Red Cross and Hospital Bracelet

It doesn't matter whether you got to do everything on your list of tasks for the day.

It doesn't matter if you wind up sleeping in way past the point of rest, to take advantage of sleep being the only place where you can be completely alone.

It doesn't matter whether you wake up and have to kick dirty dishes out of the way to get to your closet. It doesn't matter if you wash them, though you do anyway.

It doesn't matter if you pay your overdue bills and make lunch plans and lay out your uniform for class. It doesn't matter if you eat chips and salsa for breakfast, or if you chase it with some of the chocolate cake left over from the middle of last night. It doesn't matter how good or bad you feel about your body on any given day, the bare facts are somehow always the same.

It doesn't matter what else you happen to be doing when you get the phone call from the ambulance. It doesn't matter if you are in the middle of editing images for an ongoing web project. It doesn't matter if you hadn't planned on leaving the house for another two hours. As you put on your hat, you acknowledge that in all likelihood it doesn't actually matter if you make the trip to the hospital at all.

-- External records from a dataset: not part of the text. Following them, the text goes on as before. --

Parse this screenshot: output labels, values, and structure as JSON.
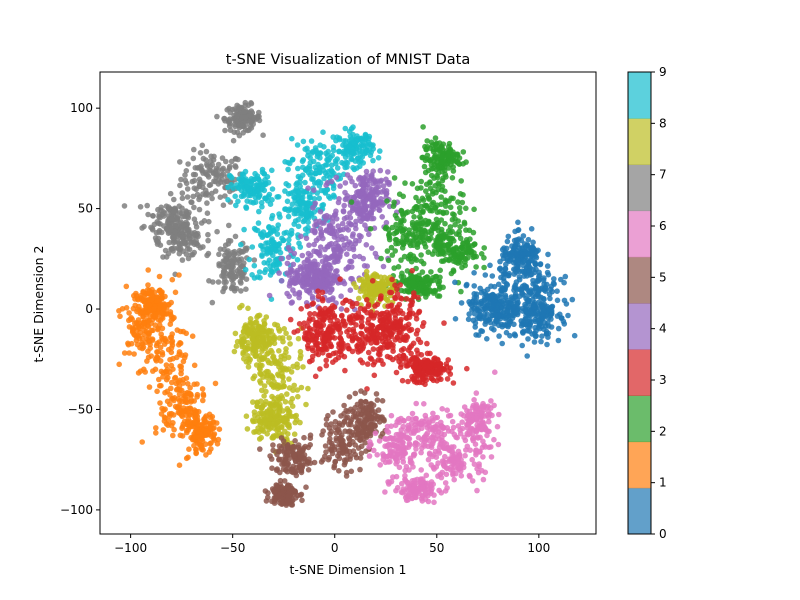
{
  "chart_data": {
    "type": "scatter",
    "title": "t-SNE Visualization of MNIST Data",
    "xlabel": "t-SNE Dimension 1",
    "ylabel": "t-SNE Dimension 2",
    "xlim": [
      -115,
      128
    ],
    "ylim": [
      -112,
      118
    ],
    "xticks": [
      -100,
      -50,
      0,
      50,
      100
    ],
    "yticks": [
      -100,
      -50,
      0,
      50,
      100
    ],
    "grid": false,
    "colorbar": {
      "ticks": [
        "0",
        "1",
        "2",
        "3",
        "4",
        "5",
        "6",
        "7",
        "8",
        "9"
      ],
      "colors": [
        "#1f77b4",
        "#ff7f0e",
        "#2ca02c",
        "#d62728",
        "#9467bd",
        "#8c564b",
        "#e377c2",
        "#7f7f7f",
        "#bcbd22",
        "#17becf"
      ]
    },
    "clusters": [
      {
        "label": 0,
        "color": "#1f77b4",
        "blobs": [
          [
            88,
            5,
            18,
            17
          ],
          [
            78,
            0,
            12,
            10
          ],
          [
            92,
            25,
            10,
            10
          ],
          [
            100,
            0,
            10,
            14
          ]
        ],
        "count": 650
      },
      {
        "label": 1,
        "color": "#ff7f0e",
        "blobs": [
          [
            -95,
            -8,
            8,
            18
          ],
          [
            -82,
            -22,
            10,
            30
          ],
          [
            -74,
            -50,
            9,
            18
          ],
          [
            -65,
            -62,
            6,
            8
          ],
          [
            -88,
            2,
            6,
            6
          ]
        ],
        "count": 600
      },
      {
        "label": 2,
        "color": "#2ca02c",
        "blobs": [
          [
            38,
            37,
            16,
            14
          ],
          [
            48,
            50,
            14,
            18
          ],
          [
            52,
            75,
            8,
            8
          ],
          [
            40,
            12,
            12,
            6
          ],
          [
            60,
            30,
            10,
            10
          ]
        ],
        "count": 650
      },
      {
        "label": 3,
        "color": "#d62728",
        "blobs": [
          [
            15,
            -10,
            20,
            16
          ],
          [
            -5,
            -12,
            10,
            14
          ],
          [
            30,
            -10,
            12,
            16
          ],
          [
            45,
            -30,
            10,
            6
          ]
        ],
        "count": 700
      },
      {
        "label": 4,
        "color": "#9467bd",
        "blobs": [
          [
            0,
            30,
            16,
            22
          ],
          [
            15,
            55,
            10,
            12
          ],
          [
            -10,
            15,
            12,
            10
          ]
        ],
        "count": 600
      },
      {
        "label": 5,
        "color": "#8c564b",
        "blobs": [
          [
            5,
            -65,
            10,
            15
          ],
          [
            -20,
            -75,
            10,
            8
          ],
          [
            15,
            -55,
            8,
            10
          ],
          [
            -25,
            -92,
            6,
            5
          ]
        ],
        "count": 500
      },
      {
        "label": 6,
        "color": "#e377c2",
        "blobs": [
          [
            45,
            -62,
            14,
            12
          ],
          [
            60,
            -75,
            12,
            10
          ],
          [
            30,
            -70,
            10,
            12
          ],
          [
            70,
            -55,
            8,
            10
          ],
          [
            40,
            -90,
            10,
            5
          ]
        ],
        "count": 600
      },
      {
        "label": 7,
        "color": "#7f7f7f",
        "blobs": [
          [
            -60,
            65,
            14,
            12
          ],
          [
            -80,
            45,
            12,
            10
          ],
          [
            -45,
            95,
            8,
            6
          ],
          [
            -50,
            20,
            8,
            12
          ],
          [
            -75,
            35,
            10,
            8
          ]
        ],
        "count": 600
      },
      {
        "label": 8,
        "color": "#bcbd22",
        "blobs": [
          [
            -28,
            -30,
            12,
            20
          ],
          [
            -30,
            -55,
            10,
            10
          ],
          [
            -40,
            -15,
            8,
            10
          ],
          [
            20,
            10,
            8,
            6
          ]
        ],
        "count": 600
      },
      {
        "label": 9,
        "color": "#17becf",
        "blobs": [
          [
            -30,
            30,
            10,
            16
          ],
          [
            -10,
            70,
            12,
            14
          ],
          [
            -40,
            60,
            10,
            8
          ],
          [
            -15,
            50,
            10,
            10
          ],
          [
            10,
            80,
            8,
            8
          ]
        ],
        "count": 600
      }
    ]
  }
}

It doesn't matter if you stay home and just wait to hear the details like everyone else. It doesn't matter if you are a faithful lover; everyone knows that you are not.

There is a certain point in the day when it starts to matter. Sometime between the wait for the L train to the first hospital and the cab ride across town to the second one. Certain fibers begin to glow within the fabric the politeness of the cab driver, the phlebotomist's sense of humor; the plate of eggs left untouched in the diner due to the urgency of getting the patient home and comfortable, right away; the cheerfulness with which you accept that you left your bag in the restaurant in your hurry to catch yet another expensive cab. Gold threads twist out of moments of suspense, a net that isn't strong enough to catch you now, but may be someday when you're even weaker than this, when it trawls the air around you, passed from hand to hand by everyone around as they watch you struggle to tread water.

The second half of a day doesn't necessarily have anything to do with the first. It doesn't matter if you run a few errands pick up your bike from its tune-up, rent a dvd, buy a few bottles of wine that will go straight into the freezer. It doesn't matter if you turn the whole crisis into a opportunity for an early dinner date, or to hide from the heat together with a movie. The walk you take to the river together has nothing to do with the cab ride across the bridge, the photos you take of each other by the water have nothing to do with the electrode tabs visible through his shirt.

The place on the docks where you sweated out the blackout in 2003 is underwater now. So is the metal crows' nest where you have picnicked with so many friends, from where you have fed gulls and tasted snow and watched warehouses burn and gotten to third base. From where you have taken many, many but not nearly enough photographs.

It doesn't matter what shape the house will be in when you get back to it, or how much wine you spill on the sofa. The only time besides sleep when you feel completely alone is when you are together, and that's a peaceful travesty, a lovely derail, a planned demolition that sends up glittering clouds which pass for incense around here. The moon rises, perversely full and pink as a carnation. Giving up, you sort of win.